RiauKepri.com, BATAM — Sebanyak 162 kepala keluarga di kawasan transmigrasi Tanjung Banun, Batam, kini resmi memegang Sertifikat Hak Milik (SHM) atas lahan seluas 500 meter persegi per keluarga. Penyerahan sertifikat dilakukan langsung oleh Menteri Transmigrasi RI, Muhammad Iftitah Sulaiman Suryanagara, bersama Wali Kota Batam, Amsakar Achmad, Selasa (12/8/2025).
Seremoni ini menjadi momen bersejarah bagi warga, menandai kepastian hukum atas tanah yang mereka tempati sekaligus komitmen pemerintah untuk mengembangkan Tanjung Banun menjadi kawasan transmigrasi modern dan mandiri.
“Ini adalah janji negara yang kini benar-benar diwujudkan. Sarana dan prasarana akan kita lengkapi, dan warga tak perlu lagi merasa ragu,” tegas Amsakar.
Sebelumnya, 68 sertifikat telah dibagikan, disusul 94 sertifikat pada kesempatan kali ini hingga seluruh warga penerima program resmi memiliki dokumen kepemilikan.

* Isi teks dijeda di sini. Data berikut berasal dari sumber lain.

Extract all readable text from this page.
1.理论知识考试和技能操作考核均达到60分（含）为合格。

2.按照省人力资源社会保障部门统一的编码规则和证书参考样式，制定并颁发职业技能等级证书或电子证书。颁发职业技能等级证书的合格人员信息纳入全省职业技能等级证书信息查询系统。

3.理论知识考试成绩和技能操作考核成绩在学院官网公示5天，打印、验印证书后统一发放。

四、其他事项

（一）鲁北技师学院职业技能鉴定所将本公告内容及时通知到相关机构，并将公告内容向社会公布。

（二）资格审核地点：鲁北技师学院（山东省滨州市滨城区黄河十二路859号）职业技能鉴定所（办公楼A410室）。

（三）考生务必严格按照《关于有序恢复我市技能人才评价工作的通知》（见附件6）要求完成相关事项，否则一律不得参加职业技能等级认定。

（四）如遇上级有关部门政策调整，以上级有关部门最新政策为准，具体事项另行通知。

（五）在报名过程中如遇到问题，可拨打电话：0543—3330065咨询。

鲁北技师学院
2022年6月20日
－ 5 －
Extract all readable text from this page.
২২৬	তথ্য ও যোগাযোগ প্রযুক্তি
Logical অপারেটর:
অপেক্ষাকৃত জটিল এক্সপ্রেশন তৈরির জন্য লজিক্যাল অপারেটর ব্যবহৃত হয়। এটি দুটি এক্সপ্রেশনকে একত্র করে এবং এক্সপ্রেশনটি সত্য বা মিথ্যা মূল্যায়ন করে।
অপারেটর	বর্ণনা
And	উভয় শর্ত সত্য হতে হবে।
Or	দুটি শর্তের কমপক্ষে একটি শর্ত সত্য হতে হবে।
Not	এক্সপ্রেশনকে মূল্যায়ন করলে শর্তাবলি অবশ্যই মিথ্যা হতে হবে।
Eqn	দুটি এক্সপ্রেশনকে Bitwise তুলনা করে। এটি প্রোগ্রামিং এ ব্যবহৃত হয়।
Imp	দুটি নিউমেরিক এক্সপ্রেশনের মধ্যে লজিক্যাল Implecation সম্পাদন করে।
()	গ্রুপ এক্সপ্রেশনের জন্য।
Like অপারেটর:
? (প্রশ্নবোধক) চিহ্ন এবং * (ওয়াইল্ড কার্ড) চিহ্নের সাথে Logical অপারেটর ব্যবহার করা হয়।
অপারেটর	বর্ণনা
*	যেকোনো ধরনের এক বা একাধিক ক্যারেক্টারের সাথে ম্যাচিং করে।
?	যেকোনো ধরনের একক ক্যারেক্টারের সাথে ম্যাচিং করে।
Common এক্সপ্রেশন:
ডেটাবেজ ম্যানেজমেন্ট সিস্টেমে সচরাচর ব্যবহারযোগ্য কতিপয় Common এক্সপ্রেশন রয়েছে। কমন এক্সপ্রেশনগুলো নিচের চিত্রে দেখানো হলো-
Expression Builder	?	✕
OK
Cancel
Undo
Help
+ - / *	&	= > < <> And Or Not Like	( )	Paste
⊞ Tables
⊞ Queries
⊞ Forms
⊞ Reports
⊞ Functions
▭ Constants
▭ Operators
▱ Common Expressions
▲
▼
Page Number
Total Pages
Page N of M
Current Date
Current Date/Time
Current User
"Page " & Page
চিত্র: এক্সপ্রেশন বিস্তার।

Pemerintah pusat dan daerah akan mengembangkan Tanjung Banun sebagai model pemukiman terintegrasi, dengan fasilitas lengkap seperti jalan, listrik, air bersih, sekolah, puskesmas, hingga rumah produksi pengolahan ikan. Bahkan, 200 unit rumah baru, SPBU, perahu nelayan, dan Kampus Patriot berkonsep hybrid juga akan dibangun.
Menteri Iftitah menegaskan program ini merupakan bagian dari Trastuntas—pemberian kepastian hukum atas tanah sekaligus membangun kehidupan berbasis gotong royong. “Transmigrasi bukan hanya soal pindah tempat, tapi menciptakan masa depan yang lebih sejahtera,” ujarnya.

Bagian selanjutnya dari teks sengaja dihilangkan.